Да, может, это и правильно, что Катя не пошла на похороны. Василин вполне мог ее убить…
Алешка заболел в мае, в разгар зачетов. Просто не пошел однажды утром в университет. Катя не придала этому значения и забыла. Только когда выяснилось, что зачетная неделя прошла и к экзаменам сын не допущен, состоялся неприятный разговор. Сын молчал, пряча от нее глаза, и твердил только одно: что ему «больше не хочется жить».
О, вот с такими выкрутасами Катя справлялась на счет раз! Таких пациентов у нее была тьма! Ни минуты не раздумывая (не было у нее времени на размышления: май-месяц на дворе, уже начался период отпусков, главный опять на конференции, у самой Кати Ирландия на носу), она определила его к себе в клинику. Поговорила с коллегой, который будет его вести. Все это были нервы, нервы и еще раз нервы – перед экзаменами. А как же, третий курс, самая тягомотина. Наверняка и без девицы дело не обошлось… Так говорил коллега. Катя считала точно так же. И улетела, как было запланировано, с Коссовичем в Ирландию – все равно своих не лечат. Да и чем она поможет Алешке, если останется?
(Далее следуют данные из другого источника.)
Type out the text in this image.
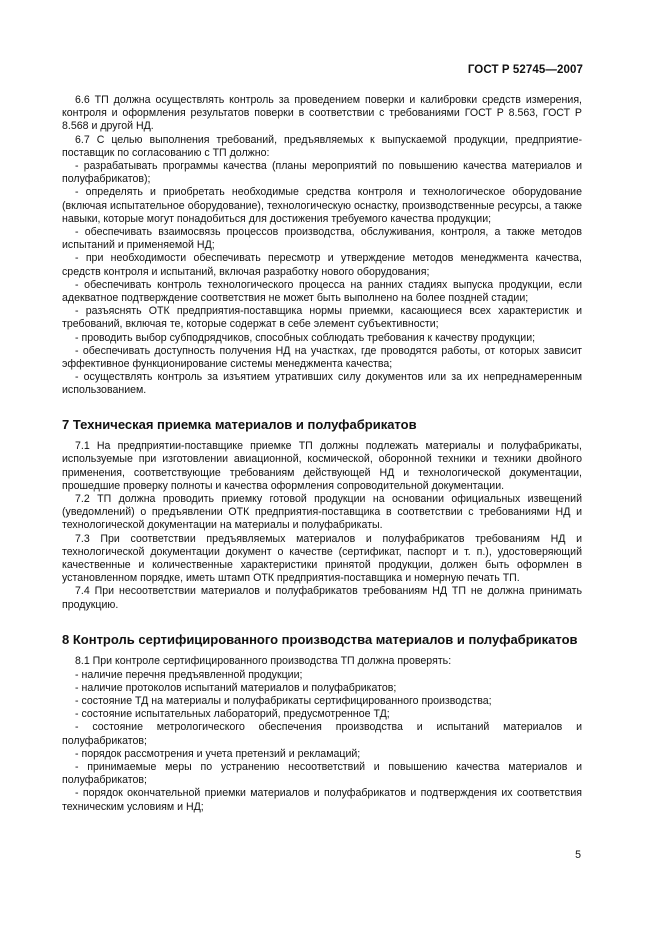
ГОСТ Р 52745—2007

6.6 ТП должна осуществлять контроль за проведением поверки и калибровки средств измерения, контроля и оформления результатов поверки в соответствии с требованиями ГОСТ Р 8.563, ГОСТ Р 8.568 и другой НД.

6.7 С целью выполнения требований, предъявляемых к выпускаемой продукции, предприятие-поставщик по согласованию с ТП должно:

- разрабатывать программы качества (планы мероприятий по повышению качества материалов и полуфабрикатов);

- определять и приобретать необходимые средства контроля и технологическое оборудование (включая испытательное оборудование), технологическую оснастку, производственные ресурсы, а также навыки, которые могут понадобиться для достижения требуемого качества продукции;

- обеспечивать взаимосвязь процессов производства, обслуживания, контроля, а также методов испытаний и применяемой НД;

- при необходимости обеспечивать пересмотр и утверждение методов менеджмента качества, средств контроля и испытаний, включая разработку нового оборудования;

- обеспечивать контроль технологического процесса на ранних стадиях выпуска продукции, если адекватное подтверждение соответствия не может быть выполнено на более поздней стадии;

- разъяснять ОТК предприятия-поставщика нормы приемки, касающиеся всех характеристик и требований, включая те, которые содержат в себе элемент субъективности;

- проводить выбор субподрядчиков, способных соблюдать требования к качеству продукции;

- обеспечивать доступность получения НД на участках, где проводятся работы, от которых зависит эффективное функционирование системы менеджмента качества;

- осуществлять контроль за изъятием утративших силу документов или за их непреднамеренным использованием.

7 Техническая приемка материалов и полуфабрикатов

7.1 На предприятии-поставщике приемке ТП должны подлежать материалы и полуфабрикаты, используемые при изготовлении авиационной, космической, оборонной техники и техники двойного применения, соответствующие требованиям действующей НД и технологической документации, прошедшие проверку полноты и качества оформления сопроводительной документации.

7.2 ТП должна проводить приемку готовой продукции на основании официальных извещений (уведомлений) о предъявлении ОТК предприятия-поставщика в соответствии с требованиями НД и технологической документации на материалы и полуфабрикаты.

7.3 При соответствии предъявляемых материалов и полуфабрикатов требованиям НД и технологической документации документ о качестве (сертификат, паспорт и т. п.), удостоверяющий качественные и количественные характеристики принятой продукции, должен быть оформлен в установленном порядке, иметь штамп ОТК предприятия-поставщика и номерную печать ТП.

7.4 При несоответствии материалов и полуфабрикатов требованиям НД ТП не должна принимать продукцию.

8 Контроль сертифицированного производства материалов и полуфабрикатов

8.1 При контроле сертифицированного производства ТП должна проверять:

- наличие перечня предъявленной продукции;

- наличие протоколов испытаний материалов и полуфабрикатов;

- состояние ТД на материалы и полуфабрикаты сертифицированного производства;

- состояние испытательных лабораторий, предусмотренное ТД;

- состояние метрологического обеспечения производства и испытаний материалов и полуфабрикатов;

- порядок рассмотрения и учета претензий и рекламаций;

- принимаемые меры по устранению несоответствий и повышению качества материалов и полуфабрикатов;

- порядок окончательной приемки материалов и полуфабрикатов и подтверждения их соответствия техническим условиям и НД;

5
Накануне отъезда она позвонила Василину, объяснила ситуацию, и он обещал навещать сына каждый день, в очередной раз обругав Катю сукой, которая не в первый раз уезжает, бросив больного ребенка на произвол судьбы. А когда Алешку выпустили, как водится в психиатрических клиниках, домой на выходные – Василин отъехал по делам фирмы, кажется, в Иматру, всего на несколько часов… И в этот день для Кати почему-то все закончилось.